Cette dernière ne fournissant que six coloris, BOURJOIS, par l' intermédiaire de Monsieur C..., est entrée en relation avec la société de droit italien GOMMATEX POLIURETANI SPA et lui a passé commande le 7 avril 1987 d' un matériau destiné à la confection des doublures de sacs sur la base d' un échantillon du produit CRESPI.
A compter de la saison printemps/été 1989, le réseau des magasins CHANEL a enregistré des réclamations sur le vieillissement prématuré d' un certain nombre de sacs qui ont été retournés à BOURJOIS (doublure devenant gluante et poisseuse, se décomposant en un magma collant selon BOURJOIS).
BOURJOIS en a informé GOMMATEX qui, par lettre du 27 juin 1989, a répondu qu' il s' agissait d' un défaut ponctuel du produit.
Cependant au cours des années suivantes, des sacs ont continué à lui être retournés du monde entier, le nombre de retours atteignant finalement près de 300.000 sacs sur une période de 10 ans.
C' est dans ces circonstances que le 23 décembre 1993 la société BOURJOIS a assigné la société GOMMATEX en référé expertise devant le tribunal de commerce de Nanterre, lequel par ordonnance du 31 mars 1994 a désigné, Monsieur D... en qualité d' expert avec pour mission de " constater les désordres et en rechercher les causes, fournir tous éléments de fait de nature à permettre au juge du fond de déterminer les responsabilités et d' évaluer le préjudice éventuellement subi ". Par ordonnance en date du 17 octobre 1996, l' expertise a été rendue commune à la société CRESPI.
Après plusieurs difficultés dues à l' inertie de l' expert, le rapport d' expertise a finalement été déposé le 30 avril 2004, après avoir été rédigé par le sapiteur expert comptable remplaçant l' expert (qui a été radié de la liste). Le préjudice de BOURJOIS a été évalué par l' expert à la somme de 7. 779. 856 euros HT et sur la base des quantités livrées respectivement par les deux défendeurs, le rapport retient une responsabilité de 14, 32 % à la charge de CRESPI et de 85, 68 % à la charge de GOMMATEX.
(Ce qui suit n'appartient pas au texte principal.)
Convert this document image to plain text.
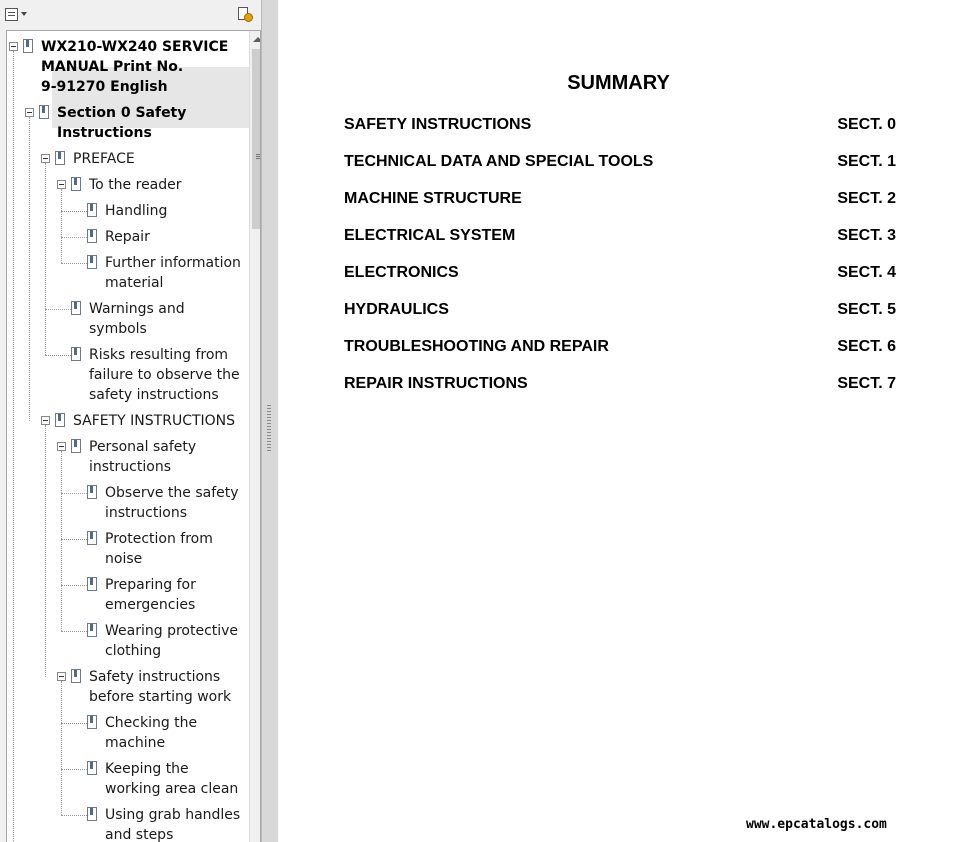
WX210-WX240 SERVICE
MANUAL Print No.
9-91270 English
Section 0 Safety
Instructions
PREFACE
To the reader
Handling
Repair
Further information
material
Warnings and
symbols
Risks resulting from
failure to observe the
safety instructions
SAFETY INSTRUCTIONS
Personal safety
instructions
Observe the safety
instructions
Protection from
noise
Preparing for
emergencies
Wearing protective
clothing
Safety instructions
before starting work
Checking the
machine
Keeping the
working area clean
Using grab handles
and steps
SUMMARY
www.epcatalogs.com
SAFETY INSTRUCTIONS	SECT. 0
TECHNICAL DATA AND SPECIAL TOOLS	SECT. 1
MACHINE STRUCTURE	SECT. 2
ELECTRICAL SYSTEM	SECT. 3
ELECTRONICS	SECT. 4
HYDRAULICS	SECT. 5
TROUBLESHOOTING AND REPAIR	SECT. 6
REPAIR INSTRUCTIONS	SECT. 7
Dans l' intervalle, par acte du 29 janvier 1997, la société GOMMATEX a assigné la société BOURJOIS devant le Tribunal de PRATO (Italie) aux fins d' obtenir la déchéance du droit à garantie de BOURJOIS sur les fournitures contestées par application de l' article 1495 du code civil italien et la prescription de ce droit eu égard à la date à laquelle les retours des sacs litigieux avaient eu lieu par rapport aux livraisons de doublures faites par le fabricant.
Par un jugement du 30 novembre 1999, le Tribunal Civil de PRATO s' est déclaré compétent en se fondant sur les conditions de vente des marchandises, convenues " franco frontière italienne ", et a renvoyé la procédure au fond. Cette décision a été confirmée par la Cour d' appel de FLORENCE le 7 octobre 2003.
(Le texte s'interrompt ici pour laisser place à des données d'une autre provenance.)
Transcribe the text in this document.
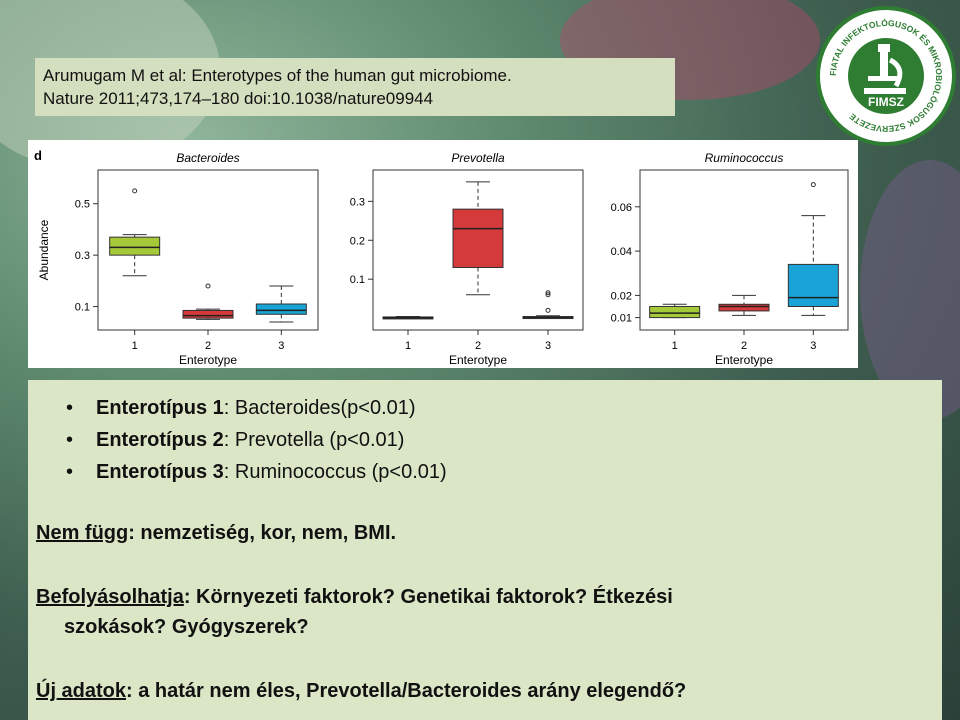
Arumugam M et al: Enterotypes of the human gut microbiome.
Nature 2011;473,174–180 doi:10.1038/nature09944
FIATAL INFEKTOLÓGUSOK ÉS MIKROBIOLÓGUSOK SZERVEZETE
FIMSZ
d
Abundance
Bacteroides
0.1
0.3
0.5
1	2	3
Enterotype
Prevotella
0.1
0.2
0.3
1	2	3
Enterotype
Ruminococcus
0.01
0.02
0.04
0.06
1	2	3
Enterotype
• Enterotípus 1: Bacteroides(p<0.01)
• Enterotípus 2: Prevotella (p<0.01)
• Enterotípus 3: Ruminococcus (p<0.01)
Nem függ: nemzetiség, kor, nem, BMI.
Befolyásolhatja: Környezeti faktorok? Genetikai faktorok? Étkezési
szokások? Gyógyszerek?
Új adatok: a határ nem éles, Prevotella/Bacteroides arány elegendő?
Par un arrêt du 7 décembre 2006, la Cour de Cassation de ROME a rejeté le pourvoi formé par BOURJOIS.
Par actes du 26 janvier 1998 remis au parquet diplomatique, BOURJOIS a assigné les sociétés GOMMATEX et CRESPI devant le tribunal de commerce de Nanterre, lui demandant de se déclarer compétent et de dire que GOMMATEX et CRESPI sont responsables des dommages subis par BOURJOIS et condamner GOMMATEX à lui payer la somme de 6. 533. 529 euros et CRESPI la somme de 1. 088. 921 euros à titre de dommages et intérêts sauf à parfaire.
Par jugements des 18 décembre 1998, 19 janvier 2001 et 16 janvier 2003, le Tribunal de commerce de Nanterre a inscrit l' affaire au rôle des sursis à statuer dans l' attente du dépôt du rapport d' expertise.
Les sociétés CRESPI et GOMMATEX ont soulevé in limine litis l' incompétence du tribual de commerce de Nanterre au profit du tribunal civil de PRATO tant en raison de la litispendance que de la connexité et par application de l' article 5- 1 de la Convention de Bruxelles. A défaut GOMMATEX a conclu à ce qu' il soit sursis à stateur dans l' attente de l' arrêt à intervenir sur le pourvoi en cassation. La société GOMMATEX a également conclu à la nullité de l' assignation.
Par jugement du 30 mars 2007, le Tribunal de Commerce de Nanterre a :
- débouté la société GOMMATEX POLIURETANI SPA de son exception de nullité et dit la société BOURJOIS recevable,
- déclaré les sociétés GIOVANNI CRESPI SPA et GOMMATEX POLIURETANI SPA recevables et bien fondées en leurs exceptions d' incompétence et de connexité,
- et a renvoyé la société BOURJOIS à mieux se pourvoir.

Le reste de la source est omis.